Não se preocupa muito em publicar nem ter qualquer prioridade. Faz experiências
de espantosa originalidade para a época. Assim, a 27 de Maio de 1775, este
recluso convida sete cientistas ilustres para assistirem a uma experiência:
reproduziu artificialmente uma tremelga e transmitiu aos seus visitantes choques
eléctricos inteiramente semelhantes aos que o peixe normalmente produz. Diz aos
seus visitantes, antes de Galvani e de Volta, que esta nova força modificará o
Mundo. Como pode sabê-lo? Encontra, na mesma época, um meio de medir a voltagem
eléctrica pela intensidade do choque que sente ao tocar num circuito, o que
denota uma constituição fisiológica assaz surpreendente. Considera a
electricidade como um fluido único numa época em que se ignora o electrão.
Calcula a densidade média da Terra em 5,48, enquanto o número moderno é de 5,52.

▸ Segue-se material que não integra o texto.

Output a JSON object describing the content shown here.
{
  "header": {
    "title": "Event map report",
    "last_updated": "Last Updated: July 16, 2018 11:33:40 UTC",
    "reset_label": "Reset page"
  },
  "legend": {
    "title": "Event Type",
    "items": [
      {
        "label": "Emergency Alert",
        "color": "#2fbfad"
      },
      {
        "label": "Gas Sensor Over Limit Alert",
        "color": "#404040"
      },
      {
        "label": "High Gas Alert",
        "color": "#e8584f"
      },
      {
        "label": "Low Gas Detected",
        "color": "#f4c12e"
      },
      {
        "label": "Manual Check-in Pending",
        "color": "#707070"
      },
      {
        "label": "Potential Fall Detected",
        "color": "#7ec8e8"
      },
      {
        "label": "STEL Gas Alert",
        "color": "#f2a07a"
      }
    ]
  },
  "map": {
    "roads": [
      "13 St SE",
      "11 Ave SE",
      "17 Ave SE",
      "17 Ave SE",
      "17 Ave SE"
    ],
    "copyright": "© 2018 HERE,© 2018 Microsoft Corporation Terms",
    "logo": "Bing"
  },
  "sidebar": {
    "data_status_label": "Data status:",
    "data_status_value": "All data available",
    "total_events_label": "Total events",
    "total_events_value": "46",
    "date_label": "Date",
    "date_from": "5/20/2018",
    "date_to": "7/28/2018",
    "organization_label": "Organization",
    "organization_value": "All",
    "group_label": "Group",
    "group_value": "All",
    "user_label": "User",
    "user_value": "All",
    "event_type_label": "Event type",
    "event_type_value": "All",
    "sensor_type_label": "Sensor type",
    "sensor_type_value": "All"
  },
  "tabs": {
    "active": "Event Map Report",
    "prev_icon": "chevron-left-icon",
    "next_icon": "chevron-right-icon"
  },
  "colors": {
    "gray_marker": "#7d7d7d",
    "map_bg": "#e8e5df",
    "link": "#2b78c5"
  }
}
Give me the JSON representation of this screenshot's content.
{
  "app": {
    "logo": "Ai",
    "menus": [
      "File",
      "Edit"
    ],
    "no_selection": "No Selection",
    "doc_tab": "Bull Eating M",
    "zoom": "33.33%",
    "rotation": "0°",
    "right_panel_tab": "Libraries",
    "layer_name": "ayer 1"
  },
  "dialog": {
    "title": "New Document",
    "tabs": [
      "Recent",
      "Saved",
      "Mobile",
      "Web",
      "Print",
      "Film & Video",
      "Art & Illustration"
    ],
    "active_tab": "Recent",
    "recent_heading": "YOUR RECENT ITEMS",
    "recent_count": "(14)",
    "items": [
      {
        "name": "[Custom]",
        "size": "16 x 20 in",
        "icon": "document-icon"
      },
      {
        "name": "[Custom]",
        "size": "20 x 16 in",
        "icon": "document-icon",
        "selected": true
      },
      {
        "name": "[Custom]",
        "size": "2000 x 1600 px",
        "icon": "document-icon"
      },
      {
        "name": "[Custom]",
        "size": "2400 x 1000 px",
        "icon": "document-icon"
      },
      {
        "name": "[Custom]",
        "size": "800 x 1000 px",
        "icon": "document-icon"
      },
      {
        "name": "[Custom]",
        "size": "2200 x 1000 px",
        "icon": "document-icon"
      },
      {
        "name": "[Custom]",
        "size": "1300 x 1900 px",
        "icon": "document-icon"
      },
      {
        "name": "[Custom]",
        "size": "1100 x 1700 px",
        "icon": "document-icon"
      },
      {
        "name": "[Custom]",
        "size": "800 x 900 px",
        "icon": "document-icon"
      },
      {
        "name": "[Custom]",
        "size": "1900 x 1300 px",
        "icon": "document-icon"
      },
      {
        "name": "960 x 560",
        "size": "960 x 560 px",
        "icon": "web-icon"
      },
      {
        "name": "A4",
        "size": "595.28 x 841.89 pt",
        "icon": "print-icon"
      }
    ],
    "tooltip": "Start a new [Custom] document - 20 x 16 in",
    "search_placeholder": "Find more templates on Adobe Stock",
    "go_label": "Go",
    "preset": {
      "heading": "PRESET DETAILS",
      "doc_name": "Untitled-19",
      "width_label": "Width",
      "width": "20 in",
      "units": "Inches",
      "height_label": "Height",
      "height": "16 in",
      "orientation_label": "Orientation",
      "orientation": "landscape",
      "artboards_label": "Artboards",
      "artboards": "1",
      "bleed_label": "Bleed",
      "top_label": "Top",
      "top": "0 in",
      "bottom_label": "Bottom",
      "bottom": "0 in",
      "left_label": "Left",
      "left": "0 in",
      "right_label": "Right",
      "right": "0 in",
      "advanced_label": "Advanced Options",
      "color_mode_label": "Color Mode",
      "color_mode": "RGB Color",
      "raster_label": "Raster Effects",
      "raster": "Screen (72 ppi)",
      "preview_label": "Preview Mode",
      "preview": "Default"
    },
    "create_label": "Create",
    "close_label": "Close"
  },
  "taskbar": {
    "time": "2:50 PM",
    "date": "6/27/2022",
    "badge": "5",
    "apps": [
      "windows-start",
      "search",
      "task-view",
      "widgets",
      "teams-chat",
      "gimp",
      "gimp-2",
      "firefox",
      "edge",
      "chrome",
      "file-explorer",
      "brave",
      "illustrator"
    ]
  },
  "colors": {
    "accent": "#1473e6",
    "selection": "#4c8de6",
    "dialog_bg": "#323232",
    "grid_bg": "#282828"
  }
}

Para quem dispõe apenas de um laboratório que nos parece muito rudimentar, o
resultado é ainda mais extraordinário. Interessa-se pelas antigas ciências
hindus, principalmente pelo calendário hindu. Procura, nele, uma determinada
referência, que estuda numericamente, e estabelece comparações com a ciência
chinesa. É singularmente moderno.
Tudo isto me parece ser apenas o exterior de investigações extremamente
profundas, que ele não revela. Está provado que conhecia a conservação da
energia e que enuncia o seu principio pela primeira vez, muito antes de toda a
gente. É mesmo possível que tenha ido até à equivalência matéria-energia, que
Einstein devia enunciar muito mais tarde. E isto na linguagem dos alquimistas,
usando, muitas vezes, os seus símbolos.
Há, em Cavendish, um encontro, muito estranho, do passado e do futuro.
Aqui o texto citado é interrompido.